Ich bin seit Anfang an dabei mit Total Annihilation der Anfang und jetzt immer mit SCFA der zweite Teil ist echt s........ !!!! 
Eine Fortsetzung mit besser Grafik und gleichen Wirtschaftsystem (mehr auswahl = mehr Taktik )



Fazit: ich wäre sofort DABEI


----------



## LordZwiebus (5. Oktober 2012)

Das wäre auf jeden Fall ein Pflichtkauf solang sich der dritte Teil an SupCom ein orientiert.
Ich fand den ersten Teil von der Taktik ganz einfach viel besser.
Aber SupCom zwei macht mit zwei Freunden im Online Modus auch Spass


----------



## Dr Bakterius (5. Oktober 2012)

*AW: Wer möchte Supreme Commander 3?*

Ich kann mich damit nicht anfreunden, bei mir ist C&C schon das höchste der Gefühle wie noch Starcraft I


----------



## nick9999 (8. November 2012)

Ich fände es super einem 3 Teil im Stille von FA. Obwohl ich in FA die Aeon einfach OP fand wenn das Spiel genug lange ging. Was bei mir fasst immer der Fall ist, da ich gerne zuerst alles Erforsche und baue bevor ich Angreife. (Deswegen bin ich auch in Starcraft nicht zu gebrauchen. )


----------



## Fexzz (8. November 2012)

*AW: Wer möchte Supreme Commander 3?*

Das was dem ganzen wohl am nächsten kommt ist wohl Planetary Annihilation. An ein SupCom 3 glaube ich nicht mehr =/


----------



## JoaBa (22. November 2012)

*AW: Wer möchte Supreme Commander 3?*

Ich würde mir sehr ein SupCom 3 wünschen. Habe immer noch ab und an Spaß dabei mit ein paar Freunden online zu spielen. Ich verstehe auch nicht wirklich warum der 2. Teil so eingeschränkt wurde, ich finde eigentlich hatte der 1. Teil nichts kompliziertes. Er war groß aber wirklich kompliziert nunmal nicht. Wegen mir dürfte der 3. Teil auch gerne noch größer werden


----------



## stingreydid (3. Dezember 2012)

*AW: Wer möchte Supreme Commander 3?*

Würde ich mir sofort kaufen, wenn es wie Supcom1/FA ist! <3

Eines der besten Strategiespiele die ich je gespielt habe, jede Einheit ist "gleich" aber doch anders, vergleicht man z.B. die strateigschen Bomber Tech 3 der verschiedenen Rassen. Der eine wirft eine Nuklearbombe ab, die guten Dmg gegen Einzelziele hat, der der Aeon macht fast nur punktuell Schaden und der von den Cybrans macht extremen Flächenschaden. Da kann man lang herumprobieren was seine Lieblingsrasse ist, und immer mal wieder wechseln.

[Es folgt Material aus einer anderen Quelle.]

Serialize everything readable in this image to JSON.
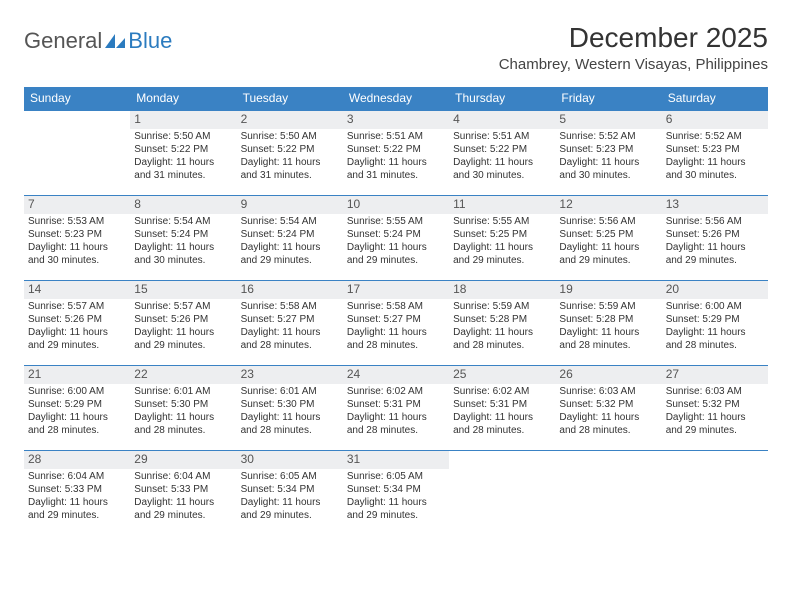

Habe das zweite in der Hoffnung das es sein würde wie das Einser auch gespielt, war allerdings sehr enttäuscht, die Prototypen waren bei weitem nicht so mächtig/schwierig zu bauen.

Da ich mich kurz fassen will und nicht hier ewig über Supcom1 und FA schwärmen will: Ich würde mir Supcom3 sofort kaufen, wenn es wäre wie Supcom1 und FA!

MfG stingreydid


----------



## LordZwiebus (4. Dezember 2012)

War nicht schon ein dritter Teil in Planung und wurde schon eingestellt?


----------



## tranceuser (29. März 2018)

*AW: Wer möchte Supreme Commander 3?*

Schon bisschen was alt der Thread. 

 Ich hätte richtig Lust auf ein Supreme Commander 3. Allerdings an dem erste Teil angelehnt. Die großen Maps, hunderte Einheiten, dicke Kanonen etc pp. 
Das war schon sehr sexy.

Teil 2 hat mir nicht gefallen.

Leider wurde das Spiel mit der Zeit nur sehr langsam. Das sollte bei der heutigen Technik allerdings kein Problem mehr darstellen.

Ich würde es kaufen.


----------



## Nightslaver (30. März 2018)

*AW: Wer möchte Supreme Commander 3?*

Teil 1 war schon genial, eines der besten jemals erschienenen RTS, meiner Meinung nach.
War schon schade das sie Teil 2 so vermurckst haben, indem sie daraus ein 0815 RTS gemacht haben, mit Teil 1 hatte es ja kaum noch was gemein.

Hach ja, glaube ich habe davor und danach nie wieder ein RTS gespielt wo man es wirklich schaffen konnte ausgeglichene Partien von 6h Länge zu spielen, weil man sich immer wieder gegenseitig die Taktik gekontert hat und dadurch keiner zu einem nennenswerten Vorteil gelangen konnte, sowas gab es bis dato nur in Supreme Commander 1.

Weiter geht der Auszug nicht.